Хмель разом, словно одним порывом ветра, выдуло из головы, Никита настороженно глядел вперед. Что же готовит ему Господь там, на недалеком уже берегу?
До наступления вечера Никите еще дважды удалось разглядеть приближающийся берег с заснеженными горами, и всякий раз тревога окатывала его с головы до ног словно ледяной водой — что ждет его там? Что бы ни ждало, решил Никита и кулаком пристукнул о заднюю часть бушприта, а битым псом он к чужой ноге ни за что на свете не приляжет! Лучше от пули или от сабли погибнуть, чем скотское житье в неволе!
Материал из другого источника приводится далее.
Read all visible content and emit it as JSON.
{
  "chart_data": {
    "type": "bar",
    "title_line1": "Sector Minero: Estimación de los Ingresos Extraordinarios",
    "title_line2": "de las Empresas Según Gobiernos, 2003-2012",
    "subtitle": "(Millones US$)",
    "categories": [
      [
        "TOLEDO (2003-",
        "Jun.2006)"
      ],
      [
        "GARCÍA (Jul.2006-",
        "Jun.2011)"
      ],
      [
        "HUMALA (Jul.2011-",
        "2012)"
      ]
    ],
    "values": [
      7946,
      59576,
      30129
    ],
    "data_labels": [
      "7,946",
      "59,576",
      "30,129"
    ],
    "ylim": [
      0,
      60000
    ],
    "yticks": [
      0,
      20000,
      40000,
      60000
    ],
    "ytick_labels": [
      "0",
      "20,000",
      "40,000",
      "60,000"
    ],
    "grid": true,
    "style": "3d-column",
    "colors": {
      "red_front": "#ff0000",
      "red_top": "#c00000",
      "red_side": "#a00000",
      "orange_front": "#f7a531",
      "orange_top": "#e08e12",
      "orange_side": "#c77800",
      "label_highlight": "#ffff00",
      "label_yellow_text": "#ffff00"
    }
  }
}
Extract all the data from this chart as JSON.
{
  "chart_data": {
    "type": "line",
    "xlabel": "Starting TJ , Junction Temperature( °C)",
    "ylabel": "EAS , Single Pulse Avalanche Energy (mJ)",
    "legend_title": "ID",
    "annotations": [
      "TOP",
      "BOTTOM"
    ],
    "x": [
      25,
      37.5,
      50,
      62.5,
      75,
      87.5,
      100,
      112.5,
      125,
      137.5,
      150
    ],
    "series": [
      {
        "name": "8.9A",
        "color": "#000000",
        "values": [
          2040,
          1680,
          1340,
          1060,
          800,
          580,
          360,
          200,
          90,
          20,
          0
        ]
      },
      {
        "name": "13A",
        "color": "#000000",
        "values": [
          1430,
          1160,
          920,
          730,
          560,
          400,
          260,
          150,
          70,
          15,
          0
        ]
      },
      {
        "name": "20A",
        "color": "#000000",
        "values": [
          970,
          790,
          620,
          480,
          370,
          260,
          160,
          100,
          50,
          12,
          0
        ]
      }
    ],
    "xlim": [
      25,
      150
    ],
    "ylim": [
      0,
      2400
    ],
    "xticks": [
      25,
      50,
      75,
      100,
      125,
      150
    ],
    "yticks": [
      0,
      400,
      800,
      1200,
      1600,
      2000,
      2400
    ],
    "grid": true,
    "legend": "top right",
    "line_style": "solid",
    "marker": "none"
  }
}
Укрепившись так мысленно и осенив себя крестным знамением, Никита, когда уже вовсе стемнело, вошел в каюту ныне спокойно, наверно, спящего на учуге Аники Хомуцкого и прилег на лавку, кинув под себя матрац из камыша, а под голову мягкую куриного пера подушку, которая была спрятана в рундуке пятидесятника. И отдавшись на волю Господа (а что он мог еще сделать один на бурей разрушенном струге?), едва только прилег головой на подушку, как тут же уснул, убаюканный мерным покачиванием и изнурительной борьбой со штормом.